Lamb shoulder is a great cut of meat, too often overlooked in favor of more costly lamb chops and leg of lamb. When cooked properly, it is succulent and tender. Yes, it has saturated fat, but at 4 ounces of lamb per serving, it’s not going to hurt and it will more than satisfy a meat craving. The spices and flavorings I use here are inspired by portugal, where they use garlic, oregano, and piri piri peppers for a terrific chicken dish. Lemon-infused olive oil and fresh lemon juice cut through the fattiness for a sprightly flavor.
Ingredients
- 1 lamb shoulder (2 pounds)
- ¼ cup lemon agrumato (lemon-infused olive oil)

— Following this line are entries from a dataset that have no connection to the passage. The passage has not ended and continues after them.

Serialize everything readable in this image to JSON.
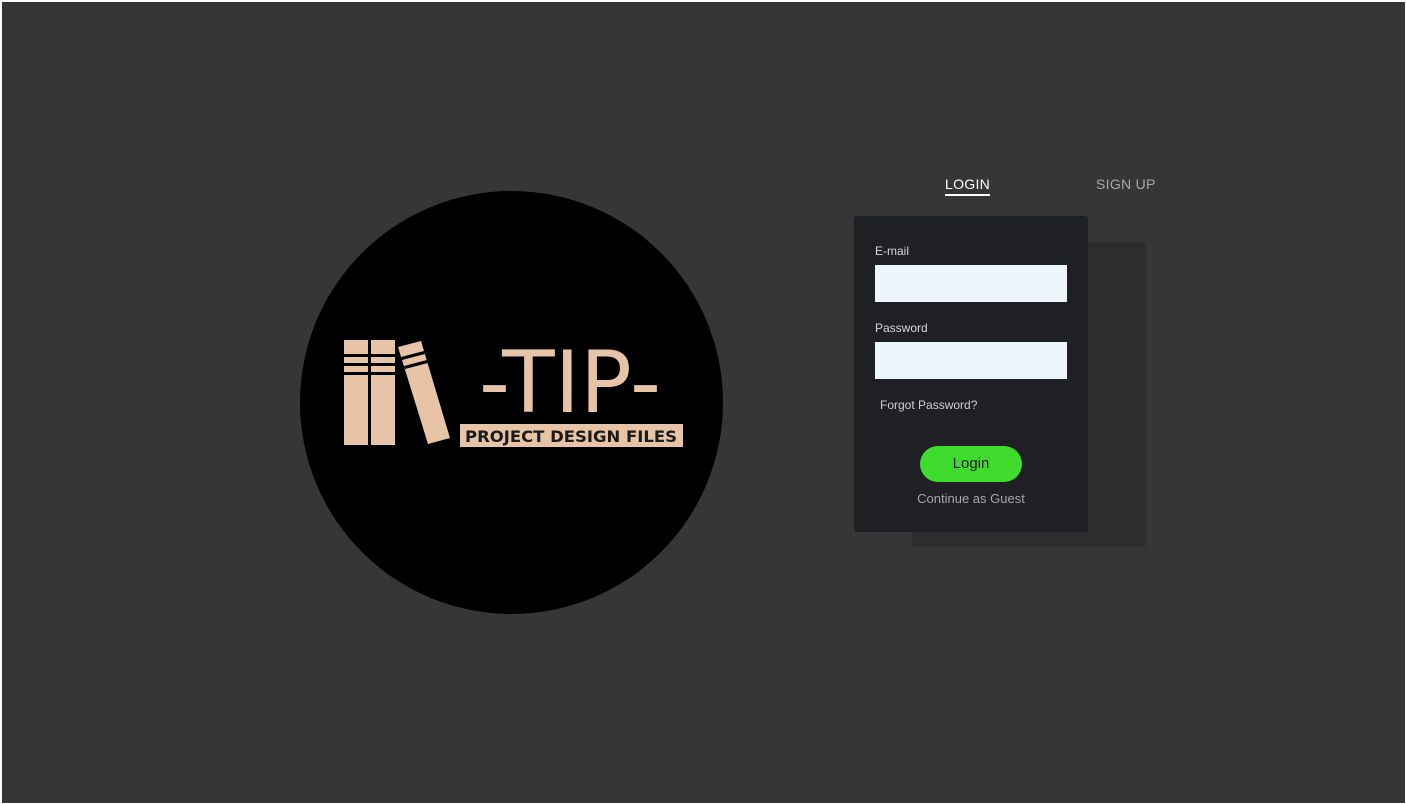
{
  "logo": {
    "brand": "-TIP-",
    "tagline": "PROJECT DESIGN FILES",
    "colors": {
      "circle": "#000000",
      "mark": "#e8c4a6"
    }
  },
  "tabs": {
    "login_label": "LOGIN",
    "signup_label": "SIGN UP",
    "active": "LOGIN"
  },
  "form": {
    "email_label": "E-mail",
    "email_value": "",
    "password_label": "Password",
    "password_value": "",
    "forgot_label": "Forgot Password?",
    "login_button": "Login",
    "guest_label": "Continue as Guest"
  },
  "colors": {
    "background": "#363636",
    "card": "#1f2023",
    "accent": "#3fdc2d",
    "input": "#eef6fd"
  }
}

- 15 cloves garlic, halved
- 1 cup fresh oregano leaves
- 20 piri piri chile peppers
- Salt and fresh ground black pepper to taste
- 1 tablespoon paprika 1 lemon Juice
How to Make It
- Preheat the oven to 325°F. Using a paring knife, make thirty 1-inch-deep, narrow slits all over the lamb. Rub the lamb all over with the lemon agrumato. Place the garlic, oregano, and piri piri chiles in the slits randomly. Rub the lamb liberally with the salt, black pepper, and paprika.

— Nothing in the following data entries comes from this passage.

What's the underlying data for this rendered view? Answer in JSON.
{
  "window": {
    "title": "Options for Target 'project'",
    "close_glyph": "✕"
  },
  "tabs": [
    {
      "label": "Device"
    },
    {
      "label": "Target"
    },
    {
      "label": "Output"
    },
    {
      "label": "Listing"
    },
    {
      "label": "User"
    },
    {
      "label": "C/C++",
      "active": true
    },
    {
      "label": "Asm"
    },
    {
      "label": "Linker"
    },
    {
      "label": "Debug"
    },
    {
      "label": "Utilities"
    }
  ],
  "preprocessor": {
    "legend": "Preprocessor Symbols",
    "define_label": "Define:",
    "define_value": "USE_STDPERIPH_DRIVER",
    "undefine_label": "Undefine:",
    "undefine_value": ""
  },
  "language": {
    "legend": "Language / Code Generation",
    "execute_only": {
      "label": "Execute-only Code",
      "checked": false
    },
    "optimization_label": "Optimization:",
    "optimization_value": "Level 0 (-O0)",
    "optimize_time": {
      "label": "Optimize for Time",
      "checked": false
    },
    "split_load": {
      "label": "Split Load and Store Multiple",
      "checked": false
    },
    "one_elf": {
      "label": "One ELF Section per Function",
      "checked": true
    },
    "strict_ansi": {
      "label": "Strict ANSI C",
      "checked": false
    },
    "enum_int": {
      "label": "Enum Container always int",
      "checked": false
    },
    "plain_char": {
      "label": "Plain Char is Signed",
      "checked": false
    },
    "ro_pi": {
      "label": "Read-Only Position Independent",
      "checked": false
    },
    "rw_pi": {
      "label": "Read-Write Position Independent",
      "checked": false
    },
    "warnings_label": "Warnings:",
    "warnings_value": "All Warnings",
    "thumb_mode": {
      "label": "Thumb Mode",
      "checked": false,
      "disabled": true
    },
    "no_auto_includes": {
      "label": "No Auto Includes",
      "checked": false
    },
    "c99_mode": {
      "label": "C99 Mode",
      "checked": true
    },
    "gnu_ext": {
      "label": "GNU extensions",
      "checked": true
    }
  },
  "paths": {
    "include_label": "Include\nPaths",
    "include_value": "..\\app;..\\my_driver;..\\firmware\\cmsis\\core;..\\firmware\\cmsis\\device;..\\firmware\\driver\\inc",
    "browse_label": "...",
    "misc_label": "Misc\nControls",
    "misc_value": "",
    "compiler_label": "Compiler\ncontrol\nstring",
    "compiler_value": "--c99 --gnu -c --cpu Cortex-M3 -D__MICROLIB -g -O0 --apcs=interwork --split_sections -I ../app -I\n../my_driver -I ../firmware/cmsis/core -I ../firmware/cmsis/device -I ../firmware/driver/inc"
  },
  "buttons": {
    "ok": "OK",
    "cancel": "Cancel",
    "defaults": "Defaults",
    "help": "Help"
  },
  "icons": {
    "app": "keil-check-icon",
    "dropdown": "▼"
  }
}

- Place the lamb in a roasting pan fitted with a rack. Roast until the lamb is crusty on the outside and a thermometer inserted in the center registers 160°F for medium, about 4 hours. Drizzle the lemon juice over the lamb. To serve, thinly slice the lamb across the grain. Serve with some good crusty bread and some onions and peppers.